Billiter’s 90-yard pitch from the drop area was sublime, and left him about seven feet. He drained it with brio.
“The whole day, I was nervous,” said Billiter, who closed out Prestwick’s Simon Allen 4 and 3 in the morning semifinal. “It’s emotionally taxing. Six rounds in three days, plus I played 36 on Monday (at two courses). It was exhausting.”
Billiter is an assistant at Merit Club in Libertyville. Brodell, 32, is in his first full year at Mistwood Golf Club in Romeoville, after a stint as assistant men’s coach at Purdue following one at Wisconsin. He was sitting at the bar in the Kemper Lakes clubhouse after the match. There’s no truth to the rumor he ordered a boilermaker.

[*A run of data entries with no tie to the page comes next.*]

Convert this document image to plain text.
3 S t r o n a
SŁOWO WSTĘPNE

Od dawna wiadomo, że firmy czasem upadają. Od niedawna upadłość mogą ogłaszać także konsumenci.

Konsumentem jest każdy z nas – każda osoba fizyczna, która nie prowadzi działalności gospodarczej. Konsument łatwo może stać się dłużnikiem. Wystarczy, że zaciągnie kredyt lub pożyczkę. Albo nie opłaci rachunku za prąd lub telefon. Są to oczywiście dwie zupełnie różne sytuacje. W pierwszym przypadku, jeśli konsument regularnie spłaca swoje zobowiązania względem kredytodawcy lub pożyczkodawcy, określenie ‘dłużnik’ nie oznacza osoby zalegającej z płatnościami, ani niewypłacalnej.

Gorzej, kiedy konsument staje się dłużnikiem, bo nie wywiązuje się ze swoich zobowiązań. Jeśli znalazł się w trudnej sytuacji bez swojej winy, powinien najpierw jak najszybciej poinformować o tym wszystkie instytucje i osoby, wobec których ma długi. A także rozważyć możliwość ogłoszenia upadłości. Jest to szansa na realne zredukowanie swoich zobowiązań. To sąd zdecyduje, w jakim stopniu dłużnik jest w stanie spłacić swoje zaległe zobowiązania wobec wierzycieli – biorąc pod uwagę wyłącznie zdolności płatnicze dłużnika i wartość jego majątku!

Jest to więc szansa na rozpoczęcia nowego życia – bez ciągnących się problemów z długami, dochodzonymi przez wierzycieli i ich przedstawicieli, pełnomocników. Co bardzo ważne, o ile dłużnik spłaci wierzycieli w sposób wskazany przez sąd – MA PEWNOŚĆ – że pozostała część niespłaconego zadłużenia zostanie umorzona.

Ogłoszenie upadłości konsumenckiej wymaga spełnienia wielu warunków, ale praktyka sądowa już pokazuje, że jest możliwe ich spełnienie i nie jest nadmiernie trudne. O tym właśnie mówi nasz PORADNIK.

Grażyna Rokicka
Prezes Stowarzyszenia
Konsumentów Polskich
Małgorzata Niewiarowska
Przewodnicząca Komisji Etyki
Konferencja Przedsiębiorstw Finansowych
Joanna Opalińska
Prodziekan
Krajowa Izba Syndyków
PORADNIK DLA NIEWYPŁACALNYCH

“That was a sad way to end it, and it would have been sad for him to end that way if he shanks it in the water and I (win),” Brodell said. “I had confidence in the chip, all of a sudden I flub-shank it, and the rest is history.”
It was a woulda, shoulda, coulda match – with the regulation 18 played in just 2 hours 40 minutes – from the start. Billiter was 2 up after two holes, but Brodell eagled the fourth hole and squared the match at the fifth.
Brodell led 1 up with a bogey at the eighth when Billiter doubled it – the reverse of the frantic finish – and then bogeyed the ninth, making the match square at the turn even though, with the usual concessions, Brodell had scored even par 36 to Billiter’s 3-over 39.
Brodell sank a 12-footer for birdie on the par-4 12th and remained 1-up until he bogeyed the par-4 16th. Billiter handed the lead back by plunking his tee shot into the water on the par-3 17th. Brodell smacked his tee ball to 15 feet and Billiter gave him the hole after hitting the back fringe with his third.
Billiter’s big tee shot at the last set up a 116-yard second, and he wedged it to eight feet above the hole.
“It was almost easier being down one, because I knew I could just swing hard, and the putt, I knew I could ram it in,” Billiter said.
After Brodell’s longer birdie putt missed, Billiter stepped up and sank his to force extra holes. Along the way, Billiter lipped out three putts that would have won holes. And Brodell was coming close from long range.
“They were all decent putts, so I was OK with that,” Billiter said of his close calls. “I had looks, but I was nervous and my putting was tentative all day.”
Routine pars on the first two holes brought them to the third tee, and the final surprise.
Brodell advanced to the title match with a 19-hole victory over the Glen View Club’s Kyle Bauer.
Billiter collected $4,000 for his effort. Brodell was awarded $2,000, as balm.